Asset managers such as BlackRock and abrdn have already said they are halting purchases of Russian securities or plan to reduce existing holdings as western governments impose tough sanctions on Russia.

But efforts by investors to cut positions have been complicated by a Russian ban on local brokers from selling securities held by foreigners.

“We have decided not to purchase any Russian securities until further notice,” Carmignac, which has 42 billion euros ($45.6 billion) of assets under management, said in a statement.

“We are committed to divesting from any remaining Russian securities in our portfolios, considering extra-financial aspects as well as market conditions, in order to preserve the interests of our clients, our primary objective.”

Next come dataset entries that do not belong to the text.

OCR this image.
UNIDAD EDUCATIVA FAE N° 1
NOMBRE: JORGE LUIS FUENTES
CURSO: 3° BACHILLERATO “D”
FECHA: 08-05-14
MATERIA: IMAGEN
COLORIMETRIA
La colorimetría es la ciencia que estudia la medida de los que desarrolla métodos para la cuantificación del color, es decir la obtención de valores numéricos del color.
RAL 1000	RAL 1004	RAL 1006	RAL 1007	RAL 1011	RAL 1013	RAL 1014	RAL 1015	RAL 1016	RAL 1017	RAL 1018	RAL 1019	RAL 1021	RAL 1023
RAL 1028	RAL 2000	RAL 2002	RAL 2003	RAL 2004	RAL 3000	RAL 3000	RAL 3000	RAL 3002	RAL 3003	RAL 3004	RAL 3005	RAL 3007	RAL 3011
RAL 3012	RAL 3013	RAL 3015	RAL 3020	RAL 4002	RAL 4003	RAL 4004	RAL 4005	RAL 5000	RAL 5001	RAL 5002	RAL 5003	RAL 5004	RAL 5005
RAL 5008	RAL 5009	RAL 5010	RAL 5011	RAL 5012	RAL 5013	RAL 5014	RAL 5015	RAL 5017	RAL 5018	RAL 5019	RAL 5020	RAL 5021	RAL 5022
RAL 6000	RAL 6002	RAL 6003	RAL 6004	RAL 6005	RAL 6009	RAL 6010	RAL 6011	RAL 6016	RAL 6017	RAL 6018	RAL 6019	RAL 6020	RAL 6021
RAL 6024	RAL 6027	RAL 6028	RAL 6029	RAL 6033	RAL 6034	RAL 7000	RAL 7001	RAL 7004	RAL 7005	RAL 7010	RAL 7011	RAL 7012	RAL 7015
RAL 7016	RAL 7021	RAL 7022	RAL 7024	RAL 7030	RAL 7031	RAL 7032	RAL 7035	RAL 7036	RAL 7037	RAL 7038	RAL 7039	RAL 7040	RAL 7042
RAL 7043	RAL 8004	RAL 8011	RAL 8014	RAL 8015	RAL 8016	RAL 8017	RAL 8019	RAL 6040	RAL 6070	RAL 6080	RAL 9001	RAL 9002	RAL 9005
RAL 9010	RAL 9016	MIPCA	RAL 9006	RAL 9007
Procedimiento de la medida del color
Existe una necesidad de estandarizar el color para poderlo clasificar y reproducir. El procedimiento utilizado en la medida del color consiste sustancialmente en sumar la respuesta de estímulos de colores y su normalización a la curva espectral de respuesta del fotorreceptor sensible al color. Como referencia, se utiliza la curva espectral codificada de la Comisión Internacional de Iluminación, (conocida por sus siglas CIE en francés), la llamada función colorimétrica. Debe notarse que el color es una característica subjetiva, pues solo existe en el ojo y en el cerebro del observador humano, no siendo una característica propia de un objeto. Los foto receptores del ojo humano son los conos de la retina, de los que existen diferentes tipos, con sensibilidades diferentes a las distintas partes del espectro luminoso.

The firm’s emerging market fund Carmignac Portfolio EM Debt had the world’s longest Russia debt position in January at over 43%, industry tracker Morningstar data shows.

Carmignac has already cut its position in Russian debt as well as in shares and the rouble, a spokesperson said.

“Since the end of January, we have adopted a more cautious position and have either reduced our exposures in the wake of the deterioration of the situation and/or implemented some hedging strategies,” it said.

Carmignac funds that contain Russian assets have no more than 2% in Russia, the spokesperson added.

Fidelity International said it would not invest in Russia and Belarus “for the foreseeable future” and was looking at ways to cut its existing exposure.

The asset manager said it had been marking down prices of Russian securities in its funds and that where there is no trade, prices could be adjusted to zero.

Vanguard Group also said that it had implemented international sanctions imposed against Russian institutions and is working to further reduce its exposure to Russia.

JPMorgan said its London-listed global emerging markets income trust had only 0.25% in Russian equities as of March 4, versus 3.6% at the end of January.

Invesco said its exposure to Russia and Ukraine was “very small”.

More than $3 billion in unlisted funds exposed to Russia were suspended last week, while several exchange-traded funds (ETFs) were also frozen.